As a people, we are not so different from everyone else in society. We have our sinners and saints. We have geniuses and drunks. We have Nobel Prize winners and gangsters. We have our religious Jews and atheists. We are no different than any other people, only that we have a unique system of law and morality that at times sets us apart from those who have neither. Is it our Torah, our Laws or our morality that makes us so often the target of hatred and violence? Is it some curse that we live with? I don’t buy any of that. For too long people in Europe and around the world thought that Jews were vulnerable and unprotected. We could be killed without consequences. Today we are defended by the civilized world and by our own state of Israel. How long will it take before the hatred and bigotry will disappear?
What remains dangerous is the possibility that we might become as angry and bigoted as those who seek our harm. That would be a terrible mistake. We have an obligation to defend ourselves against Muslim extremism and fundamentalism. We need to address directly the implications of Wahhabism, the strict form of Sunni Islam taught in Saudi Arabia and the extreme form or Shia Islam that is being exported by Iran. But Islam is much bigger than these denominations and the largest Islamic nations are not in the Middle East but in Asia. We need to reach out to those who do not support extremism and discover the theology that both our faiths share.
Our world is far from perfect. There remains in this world too much hunger and poverty. There are too many people that are left behind when economies boom; and too much greed and corruption that keep those out of power, out of power. I do not blame those left behind for rising up in anger and seeking to change the odds that seem to be stacked against them. India and Pakistan are slowly moving to resolve the differences between them both in the political realm and in the religious realm. But those who would kill innocent men women and children must not have their concerns addressed until they are ready to give up their arms. Terror must not be rewarded in any way or form. And we who are not terrorists need to work harder at changing the conditions and policies that breed terror.
This is the only true path to peace.

2 comments:

Ashira said...

Jews weren't singled out- not any more than the Americans or British. Out of the over 180 people who were killed, only 5 were Jewish. Out of the 10 places that were targeted, only 1 was Jewish.
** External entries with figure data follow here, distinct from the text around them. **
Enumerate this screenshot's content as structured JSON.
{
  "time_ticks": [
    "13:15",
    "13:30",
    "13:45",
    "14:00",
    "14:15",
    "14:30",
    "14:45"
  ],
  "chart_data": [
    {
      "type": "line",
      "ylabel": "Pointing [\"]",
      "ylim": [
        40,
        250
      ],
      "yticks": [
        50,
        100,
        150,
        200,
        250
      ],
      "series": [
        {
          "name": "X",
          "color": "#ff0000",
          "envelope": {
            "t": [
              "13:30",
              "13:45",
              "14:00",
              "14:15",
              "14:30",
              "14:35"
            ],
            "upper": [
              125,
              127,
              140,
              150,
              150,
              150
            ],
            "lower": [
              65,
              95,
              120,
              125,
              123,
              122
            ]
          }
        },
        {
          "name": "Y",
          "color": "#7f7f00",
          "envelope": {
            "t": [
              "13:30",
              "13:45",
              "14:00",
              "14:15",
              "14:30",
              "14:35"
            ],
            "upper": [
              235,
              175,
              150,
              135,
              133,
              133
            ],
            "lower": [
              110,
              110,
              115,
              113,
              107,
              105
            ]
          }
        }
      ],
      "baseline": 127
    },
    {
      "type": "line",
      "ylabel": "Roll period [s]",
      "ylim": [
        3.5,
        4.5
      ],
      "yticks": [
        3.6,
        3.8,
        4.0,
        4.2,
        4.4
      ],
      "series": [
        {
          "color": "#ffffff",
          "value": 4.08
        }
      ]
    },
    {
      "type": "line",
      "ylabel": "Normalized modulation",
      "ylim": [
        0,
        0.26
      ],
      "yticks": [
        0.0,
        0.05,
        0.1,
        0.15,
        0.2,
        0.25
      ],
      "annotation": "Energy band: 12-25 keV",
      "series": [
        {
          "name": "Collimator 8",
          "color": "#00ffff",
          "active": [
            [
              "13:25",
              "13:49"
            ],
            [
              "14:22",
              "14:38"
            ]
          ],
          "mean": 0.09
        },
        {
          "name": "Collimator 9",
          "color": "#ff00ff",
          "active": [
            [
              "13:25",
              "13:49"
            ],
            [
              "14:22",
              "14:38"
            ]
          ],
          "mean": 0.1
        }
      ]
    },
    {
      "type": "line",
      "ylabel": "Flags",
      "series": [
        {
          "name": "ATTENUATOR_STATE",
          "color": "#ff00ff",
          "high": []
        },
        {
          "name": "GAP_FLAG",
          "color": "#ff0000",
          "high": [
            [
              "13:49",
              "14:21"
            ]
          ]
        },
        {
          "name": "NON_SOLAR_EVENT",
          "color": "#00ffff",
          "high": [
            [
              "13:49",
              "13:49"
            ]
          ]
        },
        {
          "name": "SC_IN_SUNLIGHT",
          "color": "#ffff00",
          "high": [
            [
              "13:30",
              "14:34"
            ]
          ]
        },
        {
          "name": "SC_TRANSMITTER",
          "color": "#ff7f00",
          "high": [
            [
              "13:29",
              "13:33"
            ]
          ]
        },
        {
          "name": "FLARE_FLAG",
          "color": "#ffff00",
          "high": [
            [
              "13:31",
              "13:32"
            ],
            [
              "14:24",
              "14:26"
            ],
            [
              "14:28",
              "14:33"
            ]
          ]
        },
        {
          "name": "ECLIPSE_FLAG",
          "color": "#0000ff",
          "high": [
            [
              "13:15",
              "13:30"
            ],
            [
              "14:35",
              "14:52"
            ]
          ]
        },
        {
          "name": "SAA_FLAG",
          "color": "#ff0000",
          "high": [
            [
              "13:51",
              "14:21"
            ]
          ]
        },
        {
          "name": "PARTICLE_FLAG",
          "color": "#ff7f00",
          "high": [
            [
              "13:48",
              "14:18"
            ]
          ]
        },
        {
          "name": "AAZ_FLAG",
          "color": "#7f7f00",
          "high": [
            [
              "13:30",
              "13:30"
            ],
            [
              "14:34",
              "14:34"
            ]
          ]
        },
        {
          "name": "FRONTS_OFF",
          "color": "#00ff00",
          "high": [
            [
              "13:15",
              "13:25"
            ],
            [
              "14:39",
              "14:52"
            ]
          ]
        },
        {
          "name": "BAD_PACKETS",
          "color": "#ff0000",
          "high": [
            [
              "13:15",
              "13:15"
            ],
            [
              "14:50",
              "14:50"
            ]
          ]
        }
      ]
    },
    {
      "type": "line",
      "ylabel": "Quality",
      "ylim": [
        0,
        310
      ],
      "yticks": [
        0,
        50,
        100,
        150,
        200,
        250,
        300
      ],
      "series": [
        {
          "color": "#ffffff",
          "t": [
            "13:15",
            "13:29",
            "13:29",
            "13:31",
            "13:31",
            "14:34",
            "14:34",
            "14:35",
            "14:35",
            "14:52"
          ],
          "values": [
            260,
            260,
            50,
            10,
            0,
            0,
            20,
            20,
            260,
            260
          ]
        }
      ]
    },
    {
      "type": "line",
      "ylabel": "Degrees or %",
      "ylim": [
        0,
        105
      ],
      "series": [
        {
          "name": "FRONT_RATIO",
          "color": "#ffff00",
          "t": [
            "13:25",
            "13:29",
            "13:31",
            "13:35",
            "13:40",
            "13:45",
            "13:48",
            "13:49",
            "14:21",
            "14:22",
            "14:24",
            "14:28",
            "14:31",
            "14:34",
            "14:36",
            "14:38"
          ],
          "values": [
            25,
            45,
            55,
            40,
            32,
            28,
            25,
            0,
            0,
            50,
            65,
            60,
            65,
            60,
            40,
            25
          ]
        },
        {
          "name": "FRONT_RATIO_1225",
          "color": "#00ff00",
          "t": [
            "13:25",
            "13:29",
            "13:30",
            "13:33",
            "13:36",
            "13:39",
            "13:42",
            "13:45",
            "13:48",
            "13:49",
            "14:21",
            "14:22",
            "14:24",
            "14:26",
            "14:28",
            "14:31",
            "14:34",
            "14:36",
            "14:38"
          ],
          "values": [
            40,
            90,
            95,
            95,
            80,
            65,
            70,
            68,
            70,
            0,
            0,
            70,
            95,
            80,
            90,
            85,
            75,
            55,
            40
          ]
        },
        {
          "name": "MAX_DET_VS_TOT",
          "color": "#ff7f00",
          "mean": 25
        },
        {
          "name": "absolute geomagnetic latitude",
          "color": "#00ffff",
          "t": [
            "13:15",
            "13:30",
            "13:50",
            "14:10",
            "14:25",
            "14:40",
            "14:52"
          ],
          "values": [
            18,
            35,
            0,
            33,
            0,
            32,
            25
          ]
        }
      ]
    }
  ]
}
While there might be a time and a place for worry about the world's attitude towards the Jews, I don't think that this was a manifestation of that. This was bigger than that, and is a symptom of a much larger problem. To say otherwise, I think, is to miss the point.

Unknown said...

I disagree. There were ten places that were targeted, all were secular places except Chabad. There were not churches or Hindu temples singled out in spite of long hatred of both religions. Mumbai is a big city with lots of targets. Chabad was singled out as a Jewish site to attack. We can only mourn our dead and be thankfull that more did not die. There were many other places they could have attacked and killed more people, but they chose a small Jewish site simply because they wanted to kill Jews.
I am pained by all the nearly 180 people who died in this act of sensless terror. As usual in these cases, the brunt of the attack killed, not tourists, but local people who were going about their daily work, trying to provide a living for their families. But I know that these terrorists were looking for Jews to kill.